Pierre-Yves Schneider : Ghislaine Dupont et Claude Vernon se sont rendus sur place pour faire une édition spéciale sur RFI, avec toutes les mesures de sécurité qui s’imposaient dans cette zone. Connaissant très bien Ghislaine, je sais qu’elle était consciente des conditions très difficiles qui l’attendaient. En revanche, je me pose en encore quelques questions…Les 4 otages français d’Arlit ont été libérés le jour même où Ghislaine Dupont et Claude Verlon sont arrivés au Mali. D’après nos informations, la libération va transiter par Kidal ; en fonction de cette nouvelle donne : est-ce que la Minusma, la MNLA, Serval, n’auraient pas pu prévenir éventuellement des risques qu’ils encouraient et protéger ces Français qui ne sont pas n’importe qui. Cela fait partie des nombreuses questions que l’on se pose.
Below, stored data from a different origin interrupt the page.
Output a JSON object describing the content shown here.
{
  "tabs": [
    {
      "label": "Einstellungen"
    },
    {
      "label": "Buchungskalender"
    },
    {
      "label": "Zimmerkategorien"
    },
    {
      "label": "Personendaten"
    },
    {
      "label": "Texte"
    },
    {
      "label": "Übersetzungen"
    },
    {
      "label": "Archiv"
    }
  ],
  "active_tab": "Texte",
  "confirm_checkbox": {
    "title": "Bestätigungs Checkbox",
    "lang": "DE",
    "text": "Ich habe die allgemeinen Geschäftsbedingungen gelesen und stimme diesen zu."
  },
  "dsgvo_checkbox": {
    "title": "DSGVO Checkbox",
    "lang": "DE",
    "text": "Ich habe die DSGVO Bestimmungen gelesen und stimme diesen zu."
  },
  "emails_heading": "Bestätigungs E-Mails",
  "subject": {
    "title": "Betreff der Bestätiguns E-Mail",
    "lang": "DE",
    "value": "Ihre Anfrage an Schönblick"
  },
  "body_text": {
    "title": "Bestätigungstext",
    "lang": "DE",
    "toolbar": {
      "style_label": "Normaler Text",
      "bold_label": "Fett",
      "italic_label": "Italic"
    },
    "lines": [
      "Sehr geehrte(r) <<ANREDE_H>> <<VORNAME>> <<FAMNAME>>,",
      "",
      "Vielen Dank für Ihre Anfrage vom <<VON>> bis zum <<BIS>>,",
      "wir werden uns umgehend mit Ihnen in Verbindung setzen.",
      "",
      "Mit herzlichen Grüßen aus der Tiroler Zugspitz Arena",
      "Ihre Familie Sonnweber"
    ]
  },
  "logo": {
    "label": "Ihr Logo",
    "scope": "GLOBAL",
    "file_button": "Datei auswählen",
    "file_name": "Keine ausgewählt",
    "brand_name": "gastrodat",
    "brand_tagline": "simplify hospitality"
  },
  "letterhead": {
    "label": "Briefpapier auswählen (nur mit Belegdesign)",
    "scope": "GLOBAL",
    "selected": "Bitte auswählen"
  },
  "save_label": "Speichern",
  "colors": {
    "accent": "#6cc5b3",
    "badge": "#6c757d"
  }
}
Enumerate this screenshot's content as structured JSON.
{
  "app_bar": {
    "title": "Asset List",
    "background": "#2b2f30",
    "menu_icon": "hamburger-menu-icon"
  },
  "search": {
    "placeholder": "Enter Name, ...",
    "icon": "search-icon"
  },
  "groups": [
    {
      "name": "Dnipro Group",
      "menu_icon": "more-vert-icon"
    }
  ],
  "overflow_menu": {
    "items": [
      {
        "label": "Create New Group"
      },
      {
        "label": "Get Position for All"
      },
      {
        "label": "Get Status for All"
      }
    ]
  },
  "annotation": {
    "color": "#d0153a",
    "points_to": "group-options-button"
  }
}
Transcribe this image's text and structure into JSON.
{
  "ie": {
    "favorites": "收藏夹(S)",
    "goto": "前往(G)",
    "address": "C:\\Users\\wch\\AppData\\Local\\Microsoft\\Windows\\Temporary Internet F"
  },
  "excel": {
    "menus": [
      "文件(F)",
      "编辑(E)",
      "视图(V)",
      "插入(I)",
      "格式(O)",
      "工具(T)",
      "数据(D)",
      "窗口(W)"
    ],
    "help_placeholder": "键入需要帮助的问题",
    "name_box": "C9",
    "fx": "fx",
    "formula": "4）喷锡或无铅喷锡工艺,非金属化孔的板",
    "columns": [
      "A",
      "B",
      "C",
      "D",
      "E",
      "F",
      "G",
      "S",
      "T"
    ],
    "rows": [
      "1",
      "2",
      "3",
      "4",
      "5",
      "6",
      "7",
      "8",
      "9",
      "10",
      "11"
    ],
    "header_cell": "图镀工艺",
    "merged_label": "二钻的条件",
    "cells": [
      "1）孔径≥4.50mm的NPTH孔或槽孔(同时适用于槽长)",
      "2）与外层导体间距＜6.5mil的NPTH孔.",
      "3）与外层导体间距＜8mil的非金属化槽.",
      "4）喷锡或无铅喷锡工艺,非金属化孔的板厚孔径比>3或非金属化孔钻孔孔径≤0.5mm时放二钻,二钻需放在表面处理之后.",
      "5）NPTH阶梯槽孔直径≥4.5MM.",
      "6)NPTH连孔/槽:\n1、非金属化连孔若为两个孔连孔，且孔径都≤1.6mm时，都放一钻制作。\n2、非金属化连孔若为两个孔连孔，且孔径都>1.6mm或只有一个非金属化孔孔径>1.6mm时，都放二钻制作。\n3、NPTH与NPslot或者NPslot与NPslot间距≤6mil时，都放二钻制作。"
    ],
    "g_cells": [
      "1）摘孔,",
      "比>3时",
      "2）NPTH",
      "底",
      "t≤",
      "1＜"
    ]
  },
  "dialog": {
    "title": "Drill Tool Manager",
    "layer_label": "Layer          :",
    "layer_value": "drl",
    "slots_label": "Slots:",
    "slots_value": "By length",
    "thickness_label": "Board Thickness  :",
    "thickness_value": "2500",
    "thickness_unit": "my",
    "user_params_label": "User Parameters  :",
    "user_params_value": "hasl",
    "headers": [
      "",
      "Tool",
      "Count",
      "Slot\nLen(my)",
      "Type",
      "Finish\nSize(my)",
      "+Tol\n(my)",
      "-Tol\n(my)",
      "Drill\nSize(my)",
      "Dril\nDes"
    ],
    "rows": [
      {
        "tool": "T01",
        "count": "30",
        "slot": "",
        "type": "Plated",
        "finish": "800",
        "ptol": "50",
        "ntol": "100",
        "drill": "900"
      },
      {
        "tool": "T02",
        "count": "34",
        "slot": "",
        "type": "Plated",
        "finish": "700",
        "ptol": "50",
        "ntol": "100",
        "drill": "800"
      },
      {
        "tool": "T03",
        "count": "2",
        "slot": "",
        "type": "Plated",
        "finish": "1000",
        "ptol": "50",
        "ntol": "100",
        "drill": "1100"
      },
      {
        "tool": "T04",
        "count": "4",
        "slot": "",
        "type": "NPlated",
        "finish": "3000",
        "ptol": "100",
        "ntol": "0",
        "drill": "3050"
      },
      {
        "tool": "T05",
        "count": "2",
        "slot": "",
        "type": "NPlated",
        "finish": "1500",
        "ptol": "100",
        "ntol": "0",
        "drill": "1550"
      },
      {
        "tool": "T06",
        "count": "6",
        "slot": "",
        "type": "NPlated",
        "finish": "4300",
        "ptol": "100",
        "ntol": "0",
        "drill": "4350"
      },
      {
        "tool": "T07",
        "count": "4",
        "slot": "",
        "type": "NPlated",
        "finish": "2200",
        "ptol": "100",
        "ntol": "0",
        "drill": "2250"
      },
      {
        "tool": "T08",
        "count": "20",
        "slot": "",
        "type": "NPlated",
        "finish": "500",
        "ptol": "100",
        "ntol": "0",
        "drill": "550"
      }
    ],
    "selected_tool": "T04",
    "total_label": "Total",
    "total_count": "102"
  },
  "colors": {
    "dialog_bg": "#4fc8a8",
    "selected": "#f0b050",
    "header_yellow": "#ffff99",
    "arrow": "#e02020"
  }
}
JOL Press : La création de l’association va-t-elle  permettre de faire avancer l’enquête ?
 

Pierre-Yves Schneider : Après le communiqué du 26 mars, le Procureur a annoncé qu’il recevrait les familles la semaine prochaine, le 4 avril, c’est donc un premier résultat par rapport à notre demande. A cette occasion, nous demandons au Procureur de donner aux familles les autres éléments contenus dans le dossier. Mais le Parquet donne les pièces au compte-gouttes : c’est le procureur qui décide de donner tel ou tel document. Alors que lorsqu’il y a un juge d’instruction, si la famille entreprend une action civile, elle a le droit à toutes les clés du dossier.